Conclusion and perspectives

In our study, we investigated the advantages of SVM classification using combined information from FDG-PET and MRI to improve detection and differentiation of dementia. Furthermore, based on affected regions reported in previous studies, investigating Alzheimer's disease and frontotemporal lobar degeneration with univariate approaches and summarized in two meta-analyses, we applied linear support vector machine classification algorithm using information from both imaging modalities.

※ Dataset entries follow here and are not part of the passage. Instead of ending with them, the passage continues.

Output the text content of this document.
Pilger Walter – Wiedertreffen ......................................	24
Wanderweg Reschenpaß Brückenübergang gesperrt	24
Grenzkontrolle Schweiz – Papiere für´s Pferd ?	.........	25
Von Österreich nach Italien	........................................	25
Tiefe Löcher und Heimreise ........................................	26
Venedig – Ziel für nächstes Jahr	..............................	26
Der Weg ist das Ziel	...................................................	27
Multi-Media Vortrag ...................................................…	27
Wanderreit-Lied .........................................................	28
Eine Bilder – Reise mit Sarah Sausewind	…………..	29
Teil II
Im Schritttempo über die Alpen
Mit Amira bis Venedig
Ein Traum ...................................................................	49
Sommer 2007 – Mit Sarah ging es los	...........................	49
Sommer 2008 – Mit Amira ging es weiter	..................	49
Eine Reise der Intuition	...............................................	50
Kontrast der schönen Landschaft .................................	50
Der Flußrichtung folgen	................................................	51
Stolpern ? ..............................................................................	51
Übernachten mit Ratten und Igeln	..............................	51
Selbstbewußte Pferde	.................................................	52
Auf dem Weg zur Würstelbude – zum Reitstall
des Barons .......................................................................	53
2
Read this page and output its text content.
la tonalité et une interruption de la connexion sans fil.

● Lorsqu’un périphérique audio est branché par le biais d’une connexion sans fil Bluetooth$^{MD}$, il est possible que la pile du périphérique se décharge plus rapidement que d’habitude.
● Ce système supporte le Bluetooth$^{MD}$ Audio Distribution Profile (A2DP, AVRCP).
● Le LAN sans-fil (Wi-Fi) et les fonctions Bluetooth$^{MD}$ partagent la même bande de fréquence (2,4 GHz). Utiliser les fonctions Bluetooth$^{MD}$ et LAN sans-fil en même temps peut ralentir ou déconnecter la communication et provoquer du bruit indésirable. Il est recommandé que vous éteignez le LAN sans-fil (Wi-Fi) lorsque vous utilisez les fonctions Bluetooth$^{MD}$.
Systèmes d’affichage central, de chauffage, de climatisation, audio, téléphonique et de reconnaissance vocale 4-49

Combining region-of-interest information from FDG-PET and MRI resulted in a substantial gain in accuracy compared to whole-brain and to single modality classification for both detection and differentiation of Alzheimer's disease and frontotemporal lobar degeneration. Our results indicate that integration and combination of results from different imaging modalities might provide a new way to improve the diagnostic accuracy of these dementia disorders.


Competing Interests: The authors have declared that no competing interests exist.

Funding: The work was funded by the Max Planck Society. The funders had no role in study design, data collection and analysis, decision to publish, or preparation of the manuscript.